The defendants claim that the true intent of this provision is expressed in the marginal note of the section, which is: "Insurance contrary to this chapter to be valid as to theinsured, but the agent liable to penalty." The defendants also refer to the words on the title page of the General Laws: "Published by authority of the General Assembly," as though they imported a legislative sanction to the construction given to the section in the marginal note. Of course the laws were so published, as all laws are; but the resolution ordering the publication of the General Laws provided that "the several sections shall have side notes briefly indicating the contents thereof." It can hardly be claimed that the legislature thereby gave its sanction to the correctness of notes which were to be prepared afterwards. They were to be merely abstracts for convenience, and as much outside of legislative responsibility as the index. In this instance there is nothing whatever in the section to sustain the note. The section says "the contract shall be valid." There is no limitation *Page 250 in favor of the insured, and we are unable to see how the declaration that the contract shall be valid can be construed to mean anything else than as valid to both parties when there is nothing in the declaration to limit its general effect. It is not to be presumed that the legislature meant to make one side only of the contract valid, leaving the other party free from the obligation to pay the consideration; for if the consideration fails there is no contract. If the contract is valid it can be put in suit. Union Ins. Co. v. Smart, 60 N.H. 458; Conn.Ins. Co. v. Whipple, 61 N.H. 61; Conn. Ins. Co. v. Way, 62 N.H. 622.

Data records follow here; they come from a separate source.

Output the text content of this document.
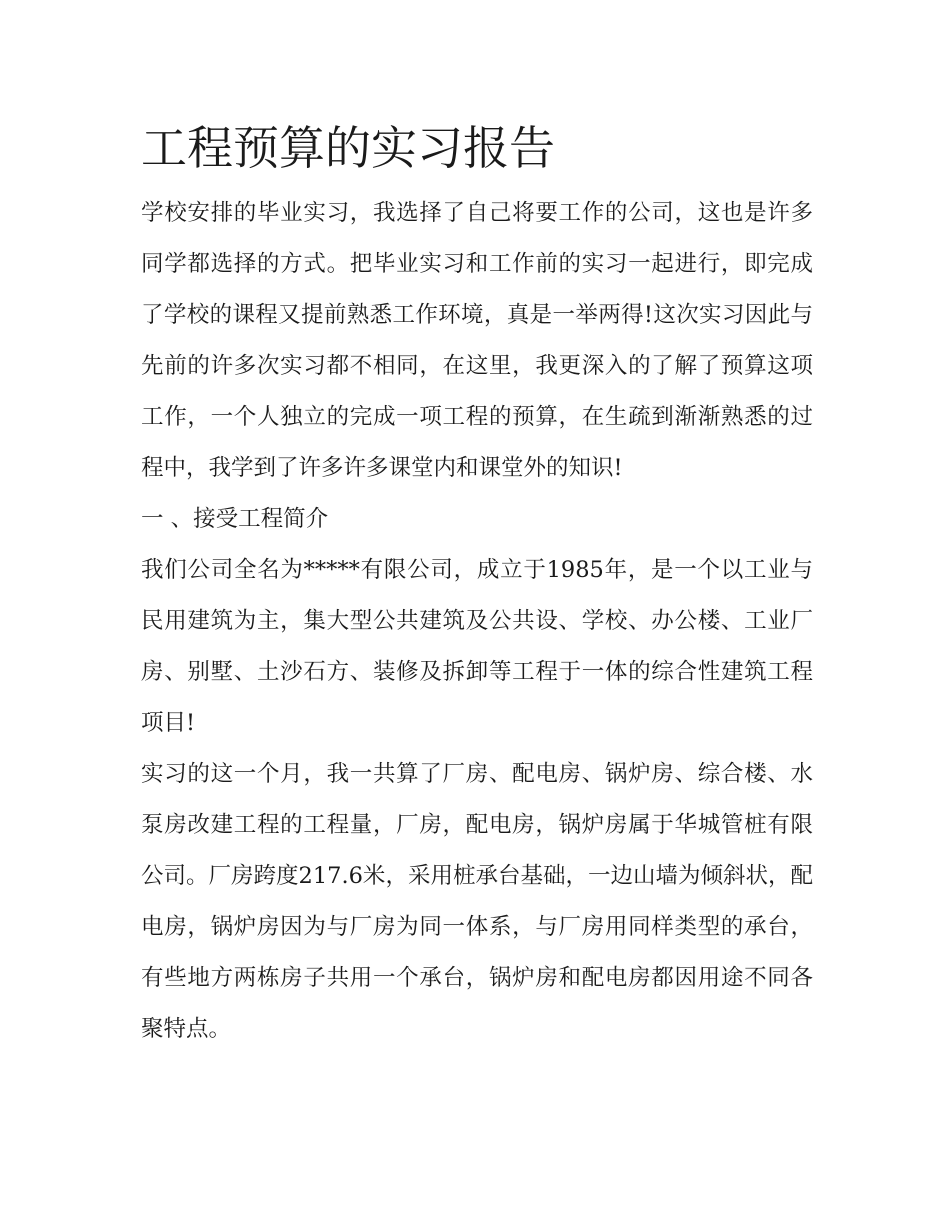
工程预算的实习报告

学校安排的毕业实习，我选择了自己将要工作的公司，这也是许多同学都选择的方式。把毕业实习和工作前的实习一起进行，即完成了学校的课程又提前熟悉工作环境，真是一举两得!这次实习因此与先前的许多次实习都不相同，在这里，我更深入的了解了预算这项工作，一个人独立的完成一项工程的预算，在生疏到渐渐熟悉的过程中，我学到了许多许多课堂内和课堂外的知识!

一 、接受工程简介

我们公司全名为*****有限公司，成立于1985年，是一个以工业与民用建筑为主，集大型公共建筑及公共设、学校、办公楼、工业厂房、别墅、土沙石方、装修及拆卸等工程于一体的综合性建筑工程项目!

实习的这一个月，我一共算了厂房、配电房、锅炉房、综合楼、水泵房改建工程的工程量，厂房，配电房，锅炉房属于华城管桩有限公司。厂房跨度217.6米，采用桩承台基础，一边山墙为倾斜状，配电房，锅炉房因为与厂房为同一体系，与厂房用同样类型的承台，有些地方两栋房子共用一个承台，锅炉房和配电房都因用途不同各聚特点。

The defendants also claim that, as the statute forbids a foreign insurance company from making insurance on property within this State until it shall have complied with the laws, the company cannot maintain an action in the courts of this State on a contract made contrary to law, and many cases are cited in support of this claim.
In Garratt v. Vermont Co. we recognized the fact that the greater number of authorities are that way, but we also called attention to underlying differences, such as statutes which declare the contracts to be void, statutes which declare them to be valid, and statutes which neither declare them to be void or valid. Our conclusion was largely based upon the provision in regard to insurance which declares the contract to be valid as tending to show that it was not intended that some contracts, made contrary to law, should be valid and that others should be void.
The defendants, however, understand from a sentence in Ins.Com'r v. Commercial Ins. Co.; 20 R.I. 7, that this court decided that a company which has not complied with the laws of a State cannot maintain a suit therein. We did not so decide. The case was the petition of a receiver of an insolvent mutual insurance company for instructions in regard to making an assessment. In the testimony it was stated that the company had complied with the laws of only three States; "therefore assessments are collectible only in those States." The question was whether the receiver should make assessments which he could not collect. In addition *Page 251 to his affidavit on file, the receiver was examined, and quite likely the States in which the assessments were declared not to be collectible were those where the contract is declared on held to be void. The clause quoted was the statement of the receiver and not the decision of the court. We took the fact as alleged and as we also found it to be proved.
We think that the provision of the statute declaring the contract in this class of cases to be valid is conclusive in this case, making the contract valid as to both parties, and necessarily implying that it may be sued on in our courts. The ruling of the Sixth District Court, sustaining demurrers to the defendants' pleas, was correct.
The exceptions are overruled and the case remitted for further proceedings.